Les Parisiennes: How the Women of Paris Lived, Loved, and Died Under Nazi Occupation

Worse was to follow. Before the year was out she complained of having to share a straw mattress and one blanket with two other women until she was transferred to Drancy, now used for collaborators. Here ‘ugliness, dirt, selfishness, cruelty all mingle … It is very cold … washing with others in freezing water. The indecency of it. Odious people, nauseating smells, coffee tasting like soup from the night before … Drancy is an immense material and moral garbage heap. I live in a state of perpetual nausea.’


The film star Arletty, who had seen her popularity soar during the Occupation, when going to the cinema provided not only a form of escapism but one of the few places that was warm and a useful venue for sexual encounters, much cheaper than renting a hotel bedroom, was also now a focus of attack. In 1938 cinema attendances had been gauged at 220 million but rose to over 300 million in 1943. As American and British films had been banned, the French movie industry flourished and 220 or so films were made between September 1939 and the summer of 1945. It was, paradoxically, a golden age for French cinema and a good time for female stars on the screen. Arletty, leading lady of some seven hit films who earned one of the highest salaries in the business, came to symbolize for many what it meant to be a Parisienne who collaborated. She was not just beautiful but funny and sexy in a nonchalant, devil-may-care Parisian way, and believed she had done nothing wrong. She did her job and fell in love. She was proud of her working-class origins, having started life working in a factory before graduating to modelling and music hall, never losing her trademark parigot, the working-class Parisian accent.

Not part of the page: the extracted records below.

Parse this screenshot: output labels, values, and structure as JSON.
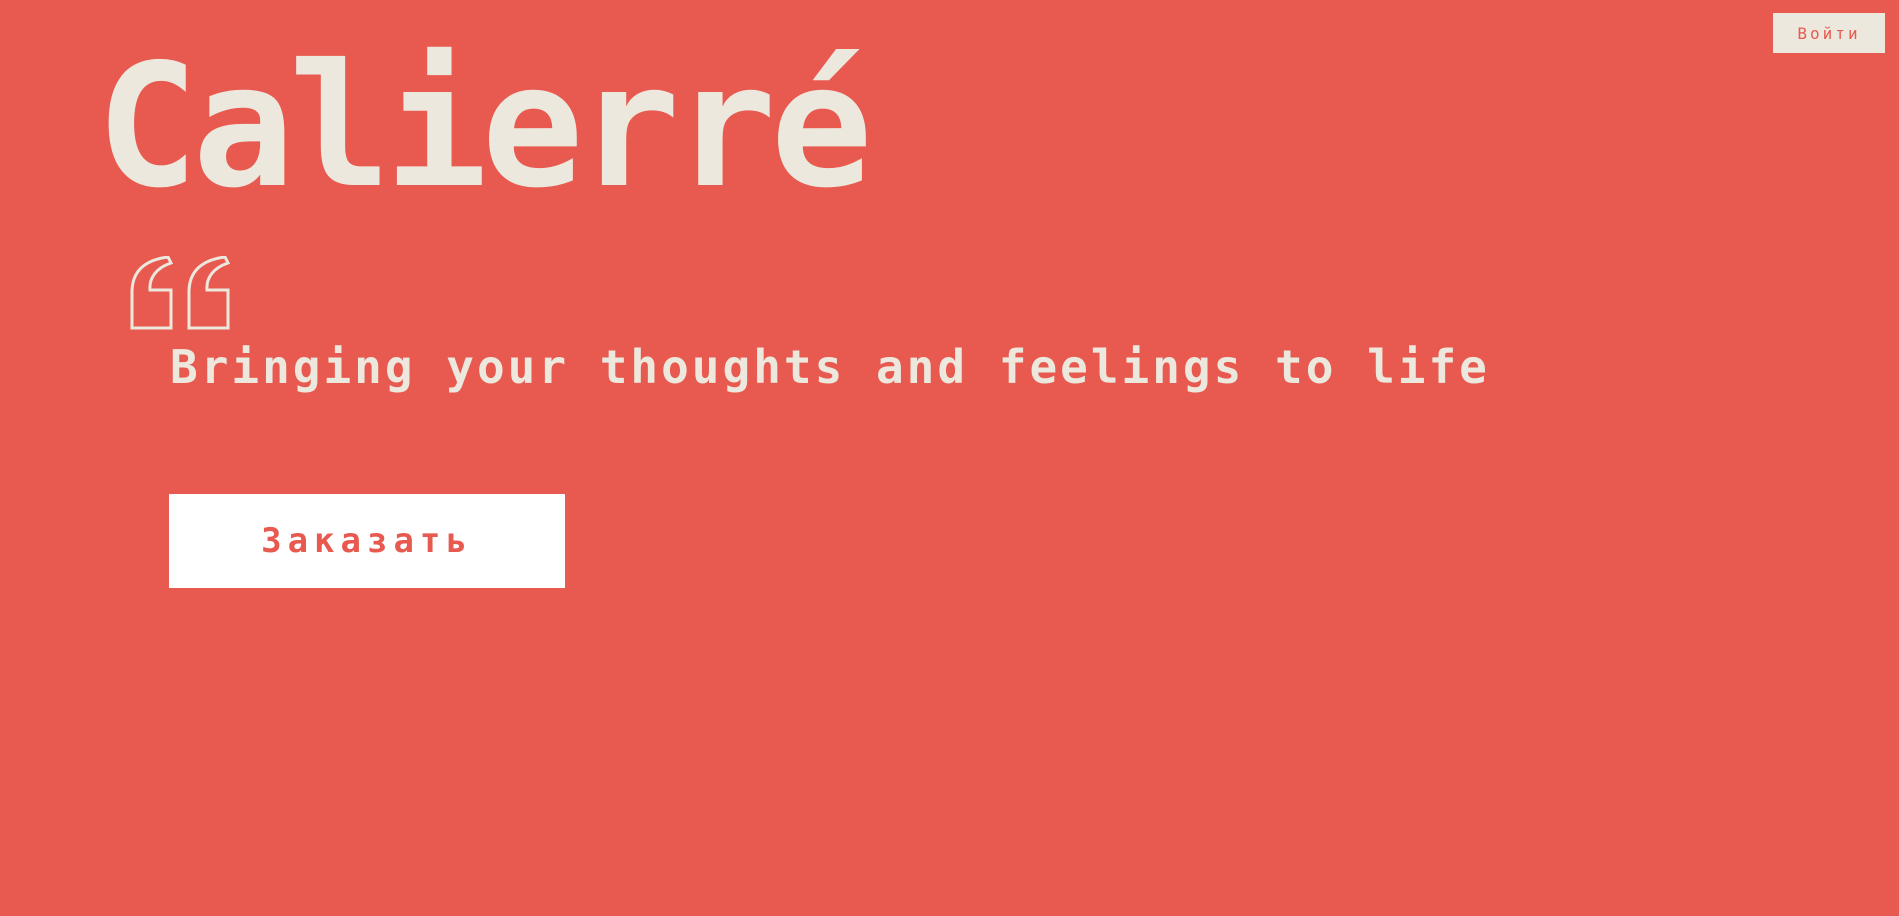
{
  "header": {
    "login_label": "Войти"
  },
  "hero": {
    "brand": "Calierré",
    "tagline": "Bringing your thoughts and feelings to life",
    "order_label": "Заказать"
  },
  "icons": {
    "quote": "quote-open-icon"
  },
  "colors": {
    "background": "#e85a50",
    "text": "#ece8dd",
    "button_white": "#ffffff",
    "accent": "#e85a50"
  }
}
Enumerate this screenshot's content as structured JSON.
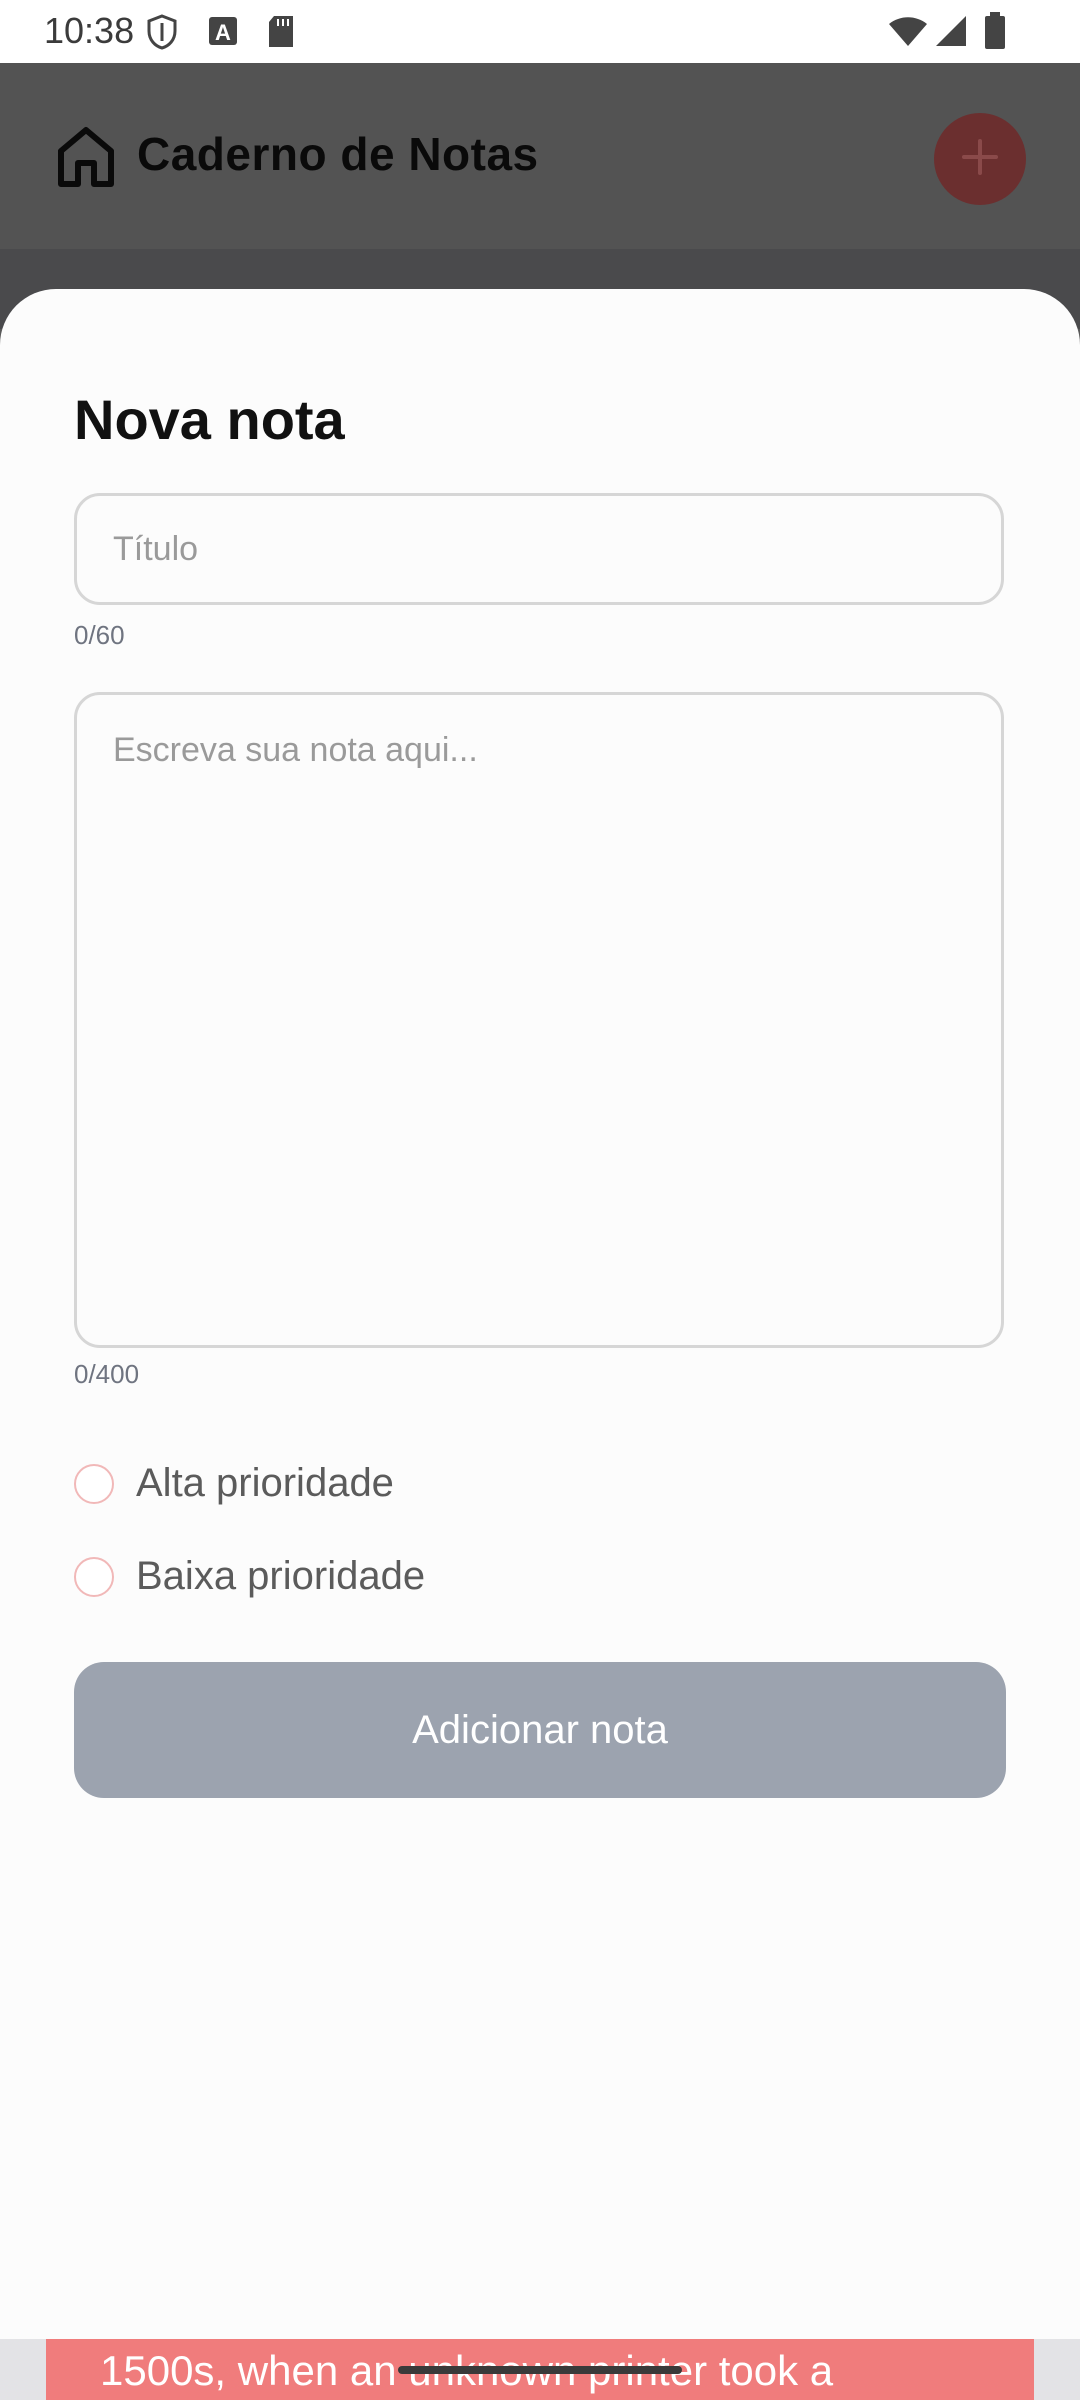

But she had celebrity status and therefore she could not be allowed to walk free. Even though she had made no films with the Germanrun Continental Studios, she was now judged as someone who had, quite literally, embraced France’s acceptance of the German presence, evidenced by her passionate love affair with Hans-Jürgen Soehring. She had attended events both at the German Embassy and at the German Institute. For much of 1943 and early 1944 she had been making the great Marcel Carné film Les Enfants du paradis, in which she starred as the courtesan Garance. When that was finished, Soehring urged her to flee with him, but she refused.

Nonetheless, as the battle for Paris raged, Arletty, now forty-six, was frightened enough to cycle across the city to find refuge with friends in Montmartre. She then moved to a hotel close to the Champs-Elysées where, in October, she was arrested by two policemen. When they asked her how she was feeling that day, she, ever ready with the bon mot, replied: ‘Not very résistante …’ She was taken to the dungeon of La Conciergerie, where Marie Antoinette had spent her last weeks before her execution in 1793, and after eleven miserable nights was transferred to Drancy. Arletty had to be seen to have a spectacular trial, but she escaped being shaven or any other serious punishment. She was released a few weeks later, remembered by posterity for her quip that ‘Mon coeur est fran?ais mais mon cul, lui, est international’ (My heart is French but my arse is international). She was later sentenced to eighteen months under house arrest at the Chateau de la Houssaye in Seine-et-Marne.